La chaîne de jeux vidéos GameStop au centre du conflit entre petits investisseurs et fonds d’investissement.© GETTY IMAGES

Le cours de GameStop gelé

Les choses se sont encore davantage compliquées lorsque le jeudi 28 janvier, la plateforme de courtage Robinhood, populaire chez les petits investisseurs car exempte de frais de transaction, a gelé les échanges de GameStop à l’achat, empêchant ses utilisateurs de participer à faire monter encore davantage le cours du titre. A l’instar de la députée démocrate Alexandria Ocasio-Cortez ou du sénateur républicain Ted Cruz, des politiques américains des deux bords, chose rare, ont pointé du doigt une politique de « deux poids, deux mesures » favorisant les puissants au détriment des plus modestes. Une enquête de la SEC, le gendarme boursier américain, a été lancée.

« Je ne vois pas de prime abord de faute éthique dans le chef de Robinhood », indique Simon Ashby. « L’entreprise a sans doute été dépassée dans sa capacité à pouvoir garantir financièrement un volume de transactions exceptionnellement élevé ». Pour Roland Gillet, professeur de finance à la Sorbonne et à l’ULB (Solvay), « la réaction de la plateforme s’inscrit dans une logique visant à protéger le petit porteur, souvent moins bien informé, contre des décisions irrationnelles – les acteurs plus importants étant censés, eux, assumer leurs actes – et à ne pas concourir à nourrir une volatilité excessive d’un titre, élément qui peut contribuer à nuire à une évaluation davantage rationnelle de l’entreprise. »

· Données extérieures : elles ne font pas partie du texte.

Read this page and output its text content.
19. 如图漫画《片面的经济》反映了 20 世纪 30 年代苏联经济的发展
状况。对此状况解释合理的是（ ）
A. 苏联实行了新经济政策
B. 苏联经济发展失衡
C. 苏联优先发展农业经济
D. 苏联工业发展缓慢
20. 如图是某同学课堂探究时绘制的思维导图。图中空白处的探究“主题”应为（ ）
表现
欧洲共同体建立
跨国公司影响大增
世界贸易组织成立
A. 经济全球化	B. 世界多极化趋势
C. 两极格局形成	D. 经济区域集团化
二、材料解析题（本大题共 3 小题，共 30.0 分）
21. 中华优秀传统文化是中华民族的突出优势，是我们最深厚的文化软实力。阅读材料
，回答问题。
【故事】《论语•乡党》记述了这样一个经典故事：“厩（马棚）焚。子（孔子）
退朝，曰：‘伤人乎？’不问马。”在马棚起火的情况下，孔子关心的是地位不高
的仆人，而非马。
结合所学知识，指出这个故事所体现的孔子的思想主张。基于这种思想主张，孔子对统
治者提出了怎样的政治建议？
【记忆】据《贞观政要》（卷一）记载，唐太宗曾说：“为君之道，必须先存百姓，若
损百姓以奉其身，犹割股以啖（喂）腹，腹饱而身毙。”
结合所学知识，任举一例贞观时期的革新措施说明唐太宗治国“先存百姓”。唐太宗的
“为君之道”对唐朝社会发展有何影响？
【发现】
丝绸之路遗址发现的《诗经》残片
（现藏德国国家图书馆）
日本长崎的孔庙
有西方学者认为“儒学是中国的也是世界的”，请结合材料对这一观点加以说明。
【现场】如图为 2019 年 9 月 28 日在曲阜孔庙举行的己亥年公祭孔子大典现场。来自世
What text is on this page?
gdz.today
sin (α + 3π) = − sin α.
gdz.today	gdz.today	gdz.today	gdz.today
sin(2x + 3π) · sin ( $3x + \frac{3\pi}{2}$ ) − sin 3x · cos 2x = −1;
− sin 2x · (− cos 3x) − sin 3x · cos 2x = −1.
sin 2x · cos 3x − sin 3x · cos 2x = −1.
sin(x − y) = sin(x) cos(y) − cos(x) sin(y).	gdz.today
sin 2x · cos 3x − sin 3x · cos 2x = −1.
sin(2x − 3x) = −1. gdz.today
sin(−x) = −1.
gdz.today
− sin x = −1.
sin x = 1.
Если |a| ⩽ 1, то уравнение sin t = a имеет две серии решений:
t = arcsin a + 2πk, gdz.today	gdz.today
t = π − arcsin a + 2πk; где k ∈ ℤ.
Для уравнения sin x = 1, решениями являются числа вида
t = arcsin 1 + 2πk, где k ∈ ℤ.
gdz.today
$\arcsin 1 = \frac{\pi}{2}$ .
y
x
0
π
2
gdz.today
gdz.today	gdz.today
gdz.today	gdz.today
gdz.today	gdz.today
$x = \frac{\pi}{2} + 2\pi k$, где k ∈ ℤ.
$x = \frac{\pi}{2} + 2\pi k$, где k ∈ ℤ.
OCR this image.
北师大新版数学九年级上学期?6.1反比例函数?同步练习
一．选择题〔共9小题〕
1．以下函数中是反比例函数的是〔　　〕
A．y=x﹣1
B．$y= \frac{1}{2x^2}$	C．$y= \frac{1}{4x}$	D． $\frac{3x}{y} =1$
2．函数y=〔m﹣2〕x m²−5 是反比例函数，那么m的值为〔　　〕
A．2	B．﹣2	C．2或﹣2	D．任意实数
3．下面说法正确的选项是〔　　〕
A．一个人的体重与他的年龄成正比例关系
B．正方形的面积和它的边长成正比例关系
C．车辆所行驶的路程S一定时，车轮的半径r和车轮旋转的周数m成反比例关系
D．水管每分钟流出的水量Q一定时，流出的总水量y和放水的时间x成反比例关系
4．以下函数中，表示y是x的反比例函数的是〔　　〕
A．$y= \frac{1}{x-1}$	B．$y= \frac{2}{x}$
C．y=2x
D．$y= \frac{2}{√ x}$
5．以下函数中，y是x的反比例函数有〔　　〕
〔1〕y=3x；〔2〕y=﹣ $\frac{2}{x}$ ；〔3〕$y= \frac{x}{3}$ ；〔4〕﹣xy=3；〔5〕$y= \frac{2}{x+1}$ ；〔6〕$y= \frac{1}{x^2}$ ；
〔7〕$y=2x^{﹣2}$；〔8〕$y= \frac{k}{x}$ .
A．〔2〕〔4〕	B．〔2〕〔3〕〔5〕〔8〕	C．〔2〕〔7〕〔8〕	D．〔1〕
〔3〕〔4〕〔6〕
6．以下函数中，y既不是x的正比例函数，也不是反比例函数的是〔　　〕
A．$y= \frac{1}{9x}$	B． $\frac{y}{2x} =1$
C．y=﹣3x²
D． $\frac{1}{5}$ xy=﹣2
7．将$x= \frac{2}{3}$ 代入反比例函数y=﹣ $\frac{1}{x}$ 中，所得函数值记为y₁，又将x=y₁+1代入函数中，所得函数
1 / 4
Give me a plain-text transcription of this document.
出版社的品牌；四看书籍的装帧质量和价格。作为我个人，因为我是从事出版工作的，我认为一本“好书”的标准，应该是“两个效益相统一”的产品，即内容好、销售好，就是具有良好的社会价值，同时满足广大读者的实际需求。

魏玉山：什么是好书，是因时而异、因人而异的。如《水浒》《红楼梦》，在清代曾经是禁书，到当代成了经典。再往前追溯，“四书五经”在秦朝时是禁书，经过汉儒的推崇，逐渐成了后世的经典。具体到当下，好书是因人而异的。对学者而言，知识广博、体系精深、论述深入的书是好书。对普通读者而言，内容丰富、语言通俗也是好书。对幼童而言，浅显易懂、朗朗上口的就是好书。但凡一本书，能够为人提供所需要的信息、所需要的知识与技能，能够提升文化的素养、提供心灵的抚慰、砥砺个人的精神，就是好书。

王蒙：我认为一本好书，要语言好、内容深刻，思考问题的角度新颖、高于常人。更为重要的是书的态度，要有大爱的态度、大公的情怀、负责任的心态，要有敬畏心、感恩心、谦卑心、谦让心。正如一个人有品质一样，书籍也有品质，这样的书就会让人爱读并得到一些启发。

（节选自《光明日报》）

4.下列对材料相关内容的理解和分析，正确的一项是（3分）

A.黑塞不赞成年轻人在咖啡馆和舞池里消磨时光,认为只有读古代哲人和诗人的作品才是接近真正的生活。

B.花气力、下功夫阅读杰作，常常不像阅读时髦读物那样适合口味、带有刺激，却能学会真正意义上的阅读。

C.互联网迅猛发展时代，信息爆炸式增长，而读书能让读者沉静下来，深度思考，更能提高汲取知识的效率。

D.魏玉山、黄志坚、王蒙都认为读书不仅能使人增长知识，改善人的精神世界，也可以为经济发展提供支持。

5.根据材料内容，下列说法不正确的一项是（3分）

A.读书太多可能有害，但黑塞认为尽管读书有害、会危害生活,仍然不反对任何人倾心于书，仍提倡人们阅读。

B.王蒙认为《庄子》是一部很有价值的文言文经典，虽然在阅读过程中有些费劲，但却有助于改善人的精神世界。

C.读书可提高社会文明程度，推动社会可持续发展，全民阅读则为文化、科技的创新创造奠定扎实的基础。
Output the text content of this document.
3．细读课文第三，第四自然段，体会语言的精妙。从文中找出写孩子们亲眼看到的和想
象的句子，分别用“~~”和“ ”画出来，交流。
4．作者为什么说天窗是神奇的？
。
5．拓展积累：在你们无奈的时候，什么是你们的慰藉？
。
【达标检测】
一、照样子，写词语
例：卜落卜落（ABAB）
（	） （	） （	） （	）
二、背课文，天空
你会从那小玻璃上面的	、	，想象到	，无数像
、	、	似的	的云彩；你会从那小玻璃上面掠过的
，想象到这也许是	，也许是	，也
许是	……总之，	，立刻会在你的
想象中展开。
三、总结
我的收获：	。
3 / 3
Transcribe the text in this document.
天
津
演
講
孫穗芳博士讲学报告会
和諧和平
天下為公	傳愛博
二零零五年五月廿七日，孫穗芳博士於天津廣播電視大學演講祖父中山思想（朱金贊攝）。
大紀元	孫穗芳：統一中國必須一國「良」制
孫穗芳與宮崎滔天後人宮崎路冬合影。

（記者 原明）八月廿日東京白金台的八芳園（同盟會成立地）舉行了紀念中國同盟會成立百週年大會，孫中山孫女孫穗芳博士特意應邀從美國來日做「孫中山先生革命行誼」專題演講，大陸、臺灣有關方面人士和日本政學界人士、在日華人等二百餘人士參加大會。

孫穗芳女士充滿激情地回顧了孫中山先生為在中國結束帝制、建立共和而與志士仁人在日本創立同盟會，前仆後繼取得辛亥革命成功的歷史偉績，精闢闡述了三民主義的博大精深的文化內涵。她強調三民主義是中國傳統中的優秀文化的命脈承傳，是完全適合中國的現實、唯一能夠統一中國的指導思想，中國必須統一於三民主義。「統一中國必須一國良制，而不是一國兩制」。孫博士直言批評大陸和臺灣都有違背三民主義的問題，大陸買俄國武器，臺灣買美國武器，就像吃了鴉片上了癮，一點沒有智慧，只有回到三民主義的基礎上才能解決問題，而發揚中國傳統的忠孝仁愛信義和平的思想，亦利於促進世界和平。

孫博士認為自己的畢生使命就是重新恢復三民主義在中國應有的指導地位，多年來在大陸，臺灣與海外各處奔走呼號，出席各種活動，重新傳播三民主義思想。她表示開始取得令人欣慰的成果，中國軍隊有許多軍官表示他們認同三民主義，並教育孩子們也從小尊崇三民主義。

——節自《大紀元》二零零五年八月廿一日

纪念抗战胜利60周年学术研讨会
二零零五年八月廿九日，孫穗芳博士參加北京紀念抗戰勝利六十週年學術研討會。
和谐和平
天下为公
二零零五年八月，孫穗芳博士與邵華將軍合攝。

Une pratique boursière encadrée

La frénésie médiatique déclenchée par l’affaire GameStop a remis en lumière le rôle de certains acteurs de la haute finance, des voix dénonçant une financiarisation excessive des flux économiques, trop éloignée des fondements de l’économie réelle. Comme le rappelait cependant ce cadre actif dans la haute finance, « il paraît toutefois logique que si un investisseur peut bénéficier de la hausse d’un cours, il puisse aussi tirer profit d’une baisse ». D’autres voix se montrent, elles, critiques quant à la pratique du shorting. Ainsi, Elon Musk, le patron du groupe Tesla, a vilipendé la pratique de la vente à découvert, dénonçant la dangerosité du développement de certains produits dérivés et estimant qu’il était « légalement archaïque et insensé de (la) permettre ». « Elle constitue la seule activité qui autorise un individu à vendre un actif qu’il ne possède pas », concluait l’entrepreneur. Pour le professeur Gillet, cette vision doit néanmoins être relativisée: « La pratique de la vente à découvert n’est pas un mal en soi pour autant qu’elle ne conduise pas à déstabiliser le marché. De plus, il est possible de spéculer à la baisse sans recourir au short selling, via notamment des options. Par contre, le rôle des autorités de régulation est crucial dans ce genre de pratiques. » Dans le contexte de tensions croissantes entre petits acteurs et investisseurs expérimentés, il n’est pas certain, passion faisant, que tel recadrage parvienne à tempérer les élans. A la hausse ou à la baisse.